A lot of new terminology has been growing of late, Date Engineer, Data Scientist, Data Pipelines, Big Data. Pick and choose your favourites, list the ones I didn’t even mention. But what does it all mean? What is Big Data? What is a Data Engineer or a Data Scientist, they don’t even Engineer or Science? What is the difference between the two roles anyways? To answer all of those questions, we need to lay down a foundation first. So let’s start from the ground up and discuss what data is, and why it has become so important.
Google defines Data as “facts and statistics collected together for reference or analysis.”
Facts and statistics? This still feels a bit like a broad term, so let’s make it much simpler than all of this technical terminology. Let’s say you go down to your local convenience store to buy a loaf of bread, what data can be generated by this interaction?
First and foremost, stock data. The convenience store needs to keep a steady supply of bread available, how do they know when to order new stock? Or how much stock do they need to order? They need to keep a journal of some sort regarding the stock level of bread. And the different kinds of bread as well, which loafs sell faster than others?
From this interaction we now have facts. How much bread was sold today. How much bread is still left on the shelf. Which bread is still left on the shelf. From collecting these facts over a period of time we can now start generating statistics. Which bread needs to be stocked next and how often do we need to order. What is the bread type that sells the most and what should the expected sales forecast be?
And that is just looking at the loaf of bread itself, we haven’t even started to consider the financials. What income is generated by these sales, how much budget should be allocated to the restock of each item. And the more we look at the scenario the easier it is to find items to measure and group together for analysis.
Data is pretty much all around us on a constant basis, we are surrounded, if not drowned by information. And not only by the technical hustle and bustle of mobile devices and television sets, or even the internet. Very simple interactions can generate multiple data sets that can be analysed to the nth degree.
Now that we have a fairly good idea of what data can be, what does it mean when people talk about Big Data? Well, it’s actually quite simple, Big Data is simply just a lot of data. But like massive amounts of data. Data that is not going to fit on all of your external harddrives put together.
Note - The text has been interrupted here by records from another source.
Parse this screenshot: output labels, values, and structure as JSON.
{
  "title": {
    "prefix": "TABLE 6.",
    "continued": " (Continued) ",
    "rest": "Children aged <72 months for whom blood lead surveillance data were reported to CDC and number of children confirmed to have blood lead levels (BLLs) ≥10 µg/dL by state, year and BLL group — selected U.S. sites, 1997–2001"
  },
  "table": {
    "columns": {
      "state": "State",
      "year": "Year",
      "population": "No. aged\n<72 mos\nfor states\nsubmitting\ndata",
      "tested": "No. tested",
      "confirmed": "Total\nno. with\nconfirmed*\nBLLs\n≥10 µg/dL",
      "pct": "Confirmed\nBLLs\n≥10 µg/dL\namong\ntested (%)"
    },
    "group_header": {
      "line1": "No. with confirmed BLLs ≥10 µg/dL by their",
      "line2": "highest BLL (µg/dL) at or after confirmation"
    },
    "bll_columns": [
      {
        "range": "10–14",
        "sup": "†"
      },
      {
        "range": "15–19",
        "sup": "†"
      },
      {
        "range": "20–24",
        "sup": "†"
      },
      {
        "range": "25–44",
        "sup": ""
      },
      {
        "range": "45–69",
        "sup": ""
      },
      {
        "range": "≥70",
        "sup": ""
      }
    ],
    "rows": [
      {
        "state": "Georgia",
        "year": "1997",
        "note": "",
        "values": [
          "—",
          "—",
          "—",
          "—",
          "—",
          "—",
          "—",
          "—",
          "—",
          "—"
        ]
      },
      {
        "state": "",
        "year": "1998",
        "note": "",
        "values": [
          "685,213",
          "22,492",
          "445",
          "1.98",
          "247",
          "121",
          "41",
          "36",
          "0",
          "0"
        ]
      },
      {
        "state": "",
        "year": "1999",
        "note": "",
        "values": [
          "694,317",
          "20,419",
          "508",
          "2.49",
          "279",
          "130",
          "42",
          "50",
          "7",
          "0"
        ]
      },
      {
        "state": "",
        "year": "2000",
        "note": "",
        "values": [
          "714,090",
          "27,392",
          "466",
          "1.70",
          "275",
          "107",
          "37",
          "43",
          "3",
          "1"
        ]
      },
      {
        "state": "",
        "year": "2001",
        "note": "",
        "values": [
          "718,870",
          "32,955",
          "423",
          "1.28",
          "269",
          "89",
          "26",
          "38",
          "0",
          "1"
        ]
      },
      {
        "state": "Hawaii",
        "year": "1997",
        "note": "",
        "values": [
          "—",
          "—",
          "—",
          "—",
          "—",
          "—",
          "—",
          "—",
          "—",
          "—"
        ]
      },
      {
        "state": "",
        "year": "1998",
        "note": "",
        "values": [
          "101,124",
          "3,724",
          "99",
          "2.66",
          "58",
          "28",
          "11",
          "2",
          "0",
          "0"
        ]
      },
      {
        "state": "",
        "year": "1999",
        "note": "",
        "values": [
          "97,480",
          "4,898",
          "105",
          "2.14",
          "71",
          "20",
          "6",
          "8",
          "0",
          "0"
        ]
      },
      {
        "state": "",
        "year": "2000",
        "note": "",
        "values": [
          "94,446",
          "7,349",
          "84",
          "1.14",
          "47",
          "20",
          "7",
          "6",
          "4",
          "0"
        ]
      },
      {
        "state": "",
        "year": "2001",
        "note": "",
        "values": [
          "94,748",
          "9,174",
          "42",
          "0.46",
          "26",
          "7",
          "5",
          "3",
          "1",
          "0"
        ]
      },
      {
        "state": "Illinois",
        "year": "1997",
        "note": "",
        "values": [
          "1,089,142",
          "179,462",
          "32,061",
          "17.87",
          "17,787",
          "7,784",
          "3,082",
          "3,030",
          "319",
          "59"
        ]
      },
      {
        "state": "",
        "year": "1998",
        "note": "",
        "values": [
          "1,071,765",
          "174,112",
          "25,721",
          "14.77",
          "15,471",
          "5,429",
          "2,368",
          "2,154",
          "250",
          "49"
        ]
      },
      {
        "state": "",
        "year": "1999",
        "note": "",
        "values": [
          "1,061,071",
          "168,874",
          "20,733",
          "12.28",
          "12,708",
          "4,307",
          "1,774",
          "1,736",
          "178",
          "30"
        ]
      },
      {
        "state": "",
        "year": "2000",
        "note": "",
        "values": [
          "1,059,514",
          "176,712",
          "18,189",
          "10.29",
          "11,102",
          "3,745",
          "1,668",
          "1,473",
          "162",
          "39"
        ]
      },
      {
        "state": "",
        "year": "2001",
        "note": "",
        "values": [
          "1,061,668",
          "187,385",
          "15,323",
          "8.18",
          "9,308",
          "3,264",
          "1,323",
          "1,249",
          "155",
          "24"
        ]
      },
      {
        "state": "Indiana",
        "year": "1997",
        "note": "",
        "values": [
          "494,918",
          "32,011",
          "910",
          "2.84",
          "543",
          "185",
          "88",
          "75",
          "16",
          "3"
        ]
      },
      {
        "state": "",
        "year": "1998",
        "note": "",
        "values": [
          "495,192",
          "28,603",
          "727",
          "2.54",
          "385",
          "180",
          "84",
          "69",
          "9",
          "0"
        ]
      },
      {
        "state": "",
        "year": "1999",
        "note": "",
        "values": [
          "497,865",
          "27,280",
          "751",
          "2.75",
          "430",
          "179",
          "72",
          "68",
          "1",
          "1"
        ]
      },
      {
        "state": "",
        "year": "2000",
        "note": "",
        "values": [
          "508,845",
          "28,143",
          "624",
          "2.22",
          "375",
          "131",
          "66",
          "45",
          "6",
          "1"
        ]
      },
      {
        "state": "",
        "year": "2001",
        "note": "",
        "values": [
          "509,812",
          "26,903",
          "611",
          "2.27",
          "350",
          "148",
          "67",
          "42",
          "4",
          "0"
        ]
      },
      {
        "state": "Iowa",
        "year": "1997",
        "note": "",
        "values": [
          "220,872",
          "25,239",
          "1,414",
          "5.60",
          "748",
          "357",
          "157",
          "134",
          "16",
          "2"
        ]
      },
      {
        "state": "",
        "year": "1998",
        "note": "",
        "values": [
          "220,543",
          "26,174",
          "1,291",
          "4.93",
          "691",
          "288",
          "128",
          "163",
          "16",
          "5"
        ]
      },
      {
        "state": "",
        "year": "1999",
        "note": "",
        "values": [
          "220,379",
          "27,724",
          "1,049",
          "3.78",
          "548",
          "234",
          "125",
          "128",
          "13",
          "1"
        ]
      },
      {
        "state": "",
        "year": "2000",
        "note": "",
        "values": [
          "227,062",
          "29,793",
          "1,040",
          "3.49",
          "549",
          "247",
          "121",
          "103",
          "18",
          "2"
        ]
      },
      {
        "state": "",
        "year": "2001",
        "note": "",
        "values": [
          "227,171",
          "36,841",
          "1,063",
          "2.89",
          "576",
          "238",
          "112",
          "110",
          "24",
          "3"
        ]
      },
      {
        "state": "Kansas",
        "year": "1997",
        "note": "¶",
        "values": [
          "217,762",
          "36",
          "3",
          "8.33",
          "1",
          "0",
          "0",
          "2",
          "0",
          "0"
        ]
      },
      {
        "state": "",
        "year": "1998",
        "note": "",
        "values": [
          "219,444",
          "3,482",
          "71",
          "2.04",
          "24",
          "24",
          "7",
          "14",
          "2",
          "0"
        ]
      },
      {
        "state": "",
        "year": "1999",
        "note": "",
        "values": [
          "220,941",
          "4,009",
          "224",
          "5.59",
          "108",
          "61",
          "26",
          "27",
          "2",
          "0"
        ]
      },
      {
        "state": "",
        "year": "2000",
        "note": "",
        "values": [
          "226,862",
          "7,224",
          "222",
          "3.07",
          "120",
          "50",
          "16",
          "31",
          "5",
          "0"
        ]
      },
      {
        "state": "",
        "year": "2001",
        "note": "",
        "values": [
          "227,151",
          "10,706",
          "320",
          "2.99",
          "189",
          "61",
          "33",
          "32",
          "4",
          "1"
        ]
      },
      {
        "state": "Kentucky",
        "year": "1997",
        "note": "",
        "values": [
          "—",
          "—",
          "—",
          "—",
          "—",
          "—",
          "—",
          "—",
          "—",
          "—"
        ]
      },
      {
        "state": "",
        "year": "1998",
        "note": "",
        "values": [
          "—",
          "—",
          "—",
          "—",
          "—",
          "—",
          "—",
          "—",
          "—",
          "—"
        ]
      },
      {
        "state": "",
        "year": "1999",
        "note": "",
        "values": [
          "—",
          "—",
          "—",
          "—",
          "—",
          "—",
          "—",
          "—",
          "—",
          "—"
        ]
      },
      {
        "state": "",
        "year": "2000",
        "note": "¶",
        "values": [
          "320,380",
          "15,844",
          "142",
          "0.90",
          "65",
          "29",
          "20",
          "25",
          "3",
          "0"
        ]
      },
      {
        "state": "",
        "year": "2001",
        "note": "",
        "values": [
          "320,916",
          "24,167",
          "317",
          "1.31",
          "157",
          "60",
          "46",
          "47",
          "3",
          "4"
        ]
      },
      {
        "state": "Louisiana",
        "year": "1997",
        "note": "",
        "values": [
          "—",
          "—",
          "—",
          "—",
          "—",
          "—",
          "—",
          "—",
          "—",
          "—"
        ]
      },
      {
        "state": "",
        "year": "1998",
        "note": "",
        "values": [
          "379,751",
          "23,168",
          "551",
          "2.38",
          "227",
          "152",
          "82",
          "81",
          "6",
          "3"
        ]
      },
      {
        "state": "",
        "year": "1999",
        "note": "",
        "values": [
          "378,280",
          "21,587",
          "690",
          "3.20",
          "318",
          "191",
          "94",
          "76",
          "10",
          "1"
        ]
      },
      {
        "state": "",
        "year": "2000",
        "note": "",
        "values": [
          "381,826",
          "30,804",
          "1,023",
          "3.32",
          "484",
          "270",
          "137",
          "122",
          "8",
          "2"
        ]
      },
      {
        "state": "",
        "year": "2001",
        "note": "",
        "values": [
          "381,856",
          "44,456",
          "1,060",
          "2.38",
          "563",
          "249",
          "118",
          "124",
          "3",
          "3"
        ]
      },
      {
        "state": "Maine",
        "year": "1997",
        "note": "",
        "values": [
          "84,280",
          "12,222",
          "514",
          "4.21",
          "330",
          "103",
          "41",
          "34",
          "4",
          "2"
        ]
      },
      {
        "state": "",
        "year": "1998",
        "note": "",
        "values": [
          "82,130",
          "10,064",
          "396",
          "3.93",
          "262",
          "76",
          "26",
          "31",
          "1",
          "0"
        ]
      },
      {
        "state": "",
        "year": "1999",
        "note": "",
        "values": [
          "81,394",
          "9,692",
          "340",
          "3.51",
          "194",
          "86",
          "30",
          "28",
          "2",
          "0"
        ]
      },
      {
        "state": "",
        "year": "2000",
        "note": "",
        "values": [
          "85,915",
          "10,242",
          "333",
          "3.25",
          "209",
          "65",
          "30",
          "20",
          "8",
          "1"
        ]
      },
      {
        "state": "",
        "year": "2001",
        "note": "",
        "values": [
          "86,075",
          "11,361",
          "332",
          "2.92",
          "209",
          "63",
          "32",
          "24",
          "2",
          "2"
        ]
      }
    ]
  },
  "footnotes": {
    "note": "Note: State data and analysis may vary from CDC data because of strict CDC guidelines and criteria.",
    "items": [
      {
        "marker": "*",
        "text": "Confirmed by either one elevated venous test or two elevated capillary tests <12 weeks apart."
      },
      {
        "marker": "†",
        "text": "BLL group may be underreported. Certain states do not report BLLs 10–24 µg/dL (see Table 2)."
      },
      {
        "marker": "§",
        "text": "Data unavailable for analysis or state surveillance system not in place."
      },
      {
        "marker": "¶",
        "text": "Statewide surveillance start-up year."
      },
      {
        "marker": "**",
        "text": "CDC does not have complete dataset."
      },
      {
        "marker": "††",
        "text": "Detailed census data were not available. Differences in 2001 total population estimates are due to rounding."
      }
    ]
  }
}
Data of this size requires specialised housing, just as with all other commodities, we require a Warehouse to store it all in.
And that is where our Data Engineers get involved, as a Data Engineer you should have the skills and knowledge to understand how the data is generated and thus how to capture and store it. From your clients requirements you should be able to determine what kind of data pipeline will fit their needs and how big their warehouse will have to be, each also coming with their own levels of complexity. It is thus pertinent that the Data Engineer involved has a thorough understanding of the various tools and methodologies at their disposal to ensure that the data is not only stored and captured, but that it is done so effectively, accurately and with cost in mind.
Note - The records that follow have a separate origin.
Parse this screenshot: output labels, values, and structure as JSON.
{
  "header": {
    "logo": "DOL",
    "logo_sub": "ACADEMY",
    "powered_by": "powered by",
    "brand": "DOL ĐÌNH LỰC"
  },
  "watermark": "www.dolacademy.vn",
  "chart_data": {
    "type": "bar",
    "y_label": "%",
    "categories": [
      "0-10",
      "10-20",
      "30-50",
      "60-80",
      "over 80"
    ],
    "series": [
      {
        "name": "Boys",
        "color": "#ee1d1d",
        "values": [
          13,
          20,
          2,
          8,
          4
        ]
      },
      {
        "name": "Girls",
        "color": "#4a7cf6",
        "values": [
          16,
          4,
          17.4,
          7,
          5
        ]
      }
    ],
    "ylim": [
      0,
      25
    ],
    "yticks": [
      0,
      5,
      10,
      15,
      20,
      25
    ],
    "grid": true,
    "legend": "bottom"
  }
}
It is here that the Data Engineer and Data Scientist roles start to see overlap. Once this data has been stored, it requires refinement for reporting and analytical purposes. This refinement will ensure that the data can be used for daily Business Intelligence reporting, as well as for the analytics that will be run by the Data Scientist. The models being run by the Data Scientist are only as accurate as the data it is receiving and processing, it is thus imperative that this data is of the highest quality.
As you can see the simplest interaction can already generate data for us, and that data can become very powerful if used correctly. Imagine what can be done if the data being generated in your personal life and work life where to be used to the fullest extent. And this kind of data work is not just isolated to the Information Technology or to Financial Institutions, but also to areas such Aviation, Medical Care and as we recently spoke about at Africa Agri Tech, even Agriculture.